Although the RBI has not notified bitcoin as legal tender, the fact that bitcoin is an accepted mode of payment is pertinent. Therefore, in principle, the RBI should recognize it as currency, and not as goods. The digital asset in the country could be classified under the category of 'intangible goods', at par with other software systems with separate laws introduced to prevent and penalize criminal use of cryptocurrencies. (As the CBITC posits, the decision of the panel to levy GST on digital currencies could also be useful in regulating digital currencies.)
Taxation could be made simpler if cryptocurrencies were treated as goods, and actions of bitcoin exchanges on behalf of customers were considered services. In sum, this new proposal would change the way virtual currency is being handled in India.
Bitcoin global scenario
The bitcoin dealing differs a lot depending from country to country. The United States of America treats bitcoin as an asset, which can be in the nature of a fixed asset, or an inventory asset. The United Kingdom, on the other hand treats it as a ‘private currency’. Australia has a case-to-case treatment for bitcoins, ranging from a traded asset to an investment, with different treatment to the related services of mining or trade facilitation. Singapore recognizes bitcoin as a valid currency, while Japan treats bitcoin as commodities.
Bitcoin Indian scenario
The RBI has asked its own regulated entities (such as banks) to stop providing service to individuals or business entities dealing in cryptocurrencies for fiat (INR) on and off-ramps. This prohibits from buying/selling cryptocurrencies for INR through banks.
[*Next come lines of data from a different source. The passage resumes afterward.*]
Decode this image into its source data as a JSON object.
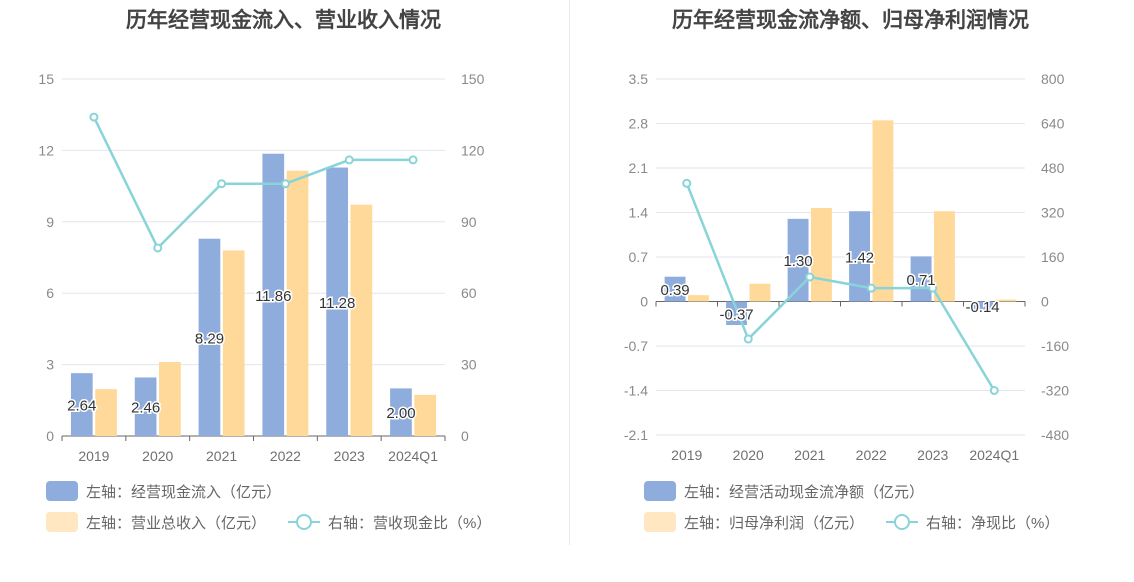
{
  "chart_data": [
    {
      "type": "bar",
      "title": "历年经营现金流入、营业收入情况",
      "categories": [
        "2019",
        "2020",
        "2021",
        "2022",
        "2023",
        "2024Q1"
      ],
      "left_axis": {
        "ticks": [
          0,
          3,
          6,
          9,
          12,
          15
        ],
        "range": [
          0,
          15
        ]
      },
      "right_axis": {
        "ticks": [
          0,
          30,
          60,
          90,
          120,
          150
        ],
        "range": [
          0,
          150
        ]
      },
      "series": [
        {
          "name": "左轴：经营现金流入（亿元）",
          "axis": "left",
          "kind": "bar",
          "color": "#8eacdc",
          "values": [
            2.64,
            2.46,
            8.29,
            11.86,
            11.28,
            2.0
          ],
          "labels": [
            "2.64",
            "2.46",
            "8.29",
            "11.86",
            "11.28",
            "2.00"
          ]
        },
        {
          "name": "左轴：营业总收入（亿元）",
          "axis": "left",
          "kind": "bar",
          "color": "#ffd99a",
          "values": [
            1.97,
            3.11,
            7.8,
            11.15,
            9.72,
            1.73
          ]
        },
        {
          "name": "右轴：营收现金比（%）",
          "axis": "right",
          "kind": "line",
          "color": "#88d4d8",
          "values": [
            134,
            79,
            106,
            106,
            116,
            116
          ]
        }
      ],
      "legend": "bottom-left",
      "grid": true
    },
    {
      "type": "bar",
      "title": "历年经营现金流净额、归母净利润情况",
      "categories": [
        "2019",
        "2020",
        "2021",
        "2022",
        "2023",
        "2024Q1"
      ],
      "left_axis": {
        "ticks": [
          -2.1,
          -1.4,
          -0.7,
          0,
          0.7,
          1.4,
          2.1,
          2.8,
          3.5
        ],
        "tick_labels": [
          "-2.1",
          "-1.4",
          "-0.7",
          "0",
          "0.7",
          "1.4",
          "2.1",
          "2.8",
          "3.5"
        ],
        "range": [
          -2.1,
          3.5
        ]
      },
      "right_axis": {
        "ticks": [
          -480,
          -320,
          -160,
          0,
          160,
          320,
          480,
          640,
          800
        ],
        "range": [
          -480,
          800
        ]
      },
      "series": [
        {
          "name": "左轴：经营活动现金流净额（亿元）",
          "axis": "left",
          "kind": "bar",
          "color": "#8eacdc",
          "values": [
            0.39,
            -0.37,
            1.3,
            1.42,
            0.71,
            -0.14
          ],
          "labels": [
            "0.39",
            "-0.37",
            "1.30",
            "1.42",
            "0.71",
            "-0.14"
          ]
        },
        {
          "name": "左轴：归母净利润（亿元）",
          "axis": "left",
          "kind": "bar",
          "color": "#ffd99a",
          "values": [
            0.1,
            0.28,
            1.47,
            2.85,
            1.42,
            0.03
          ]
        },
        {
          "name": "右轴：净现比（%）",
          "axis": "right",
          "kind": "line",
          "color": "#88d4d8",
          "values": [
            425,
            -135,
            88,
            48,
            48,
            -320
          ]
        }
      ],
      "legend": "bottom-left",
      "grid": true
    }
  ]
}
Despite all limitations, India ranks among the top 5 countries of the world, from the perspective of share of currency held (although these cannot be traded currently) which is at 44 percent of the world’s share.
Given the uncertainties related to bitcoin, and the relatively nascent state of its development one thing is clear – bitcoin is going to take time to be widely accepted as a currency or means of exchange in India. This will lead to the typical reaction of such exchanges shifting base outside India, and eventual losses of huge potential tax revenues.
The treatment for bitcoins would be ideal if the government were to legalise the trading of these currencies. The currencies should be treated as current assets, and GST should be charged on the margins that bitcoin exchanges charge their users. This will ensure that the trading of the currencies is regulated, as well as adding to tax revenues for the government.
(The write is Product Manager - GST India, Avalara Technologies Pvt. Ltd.)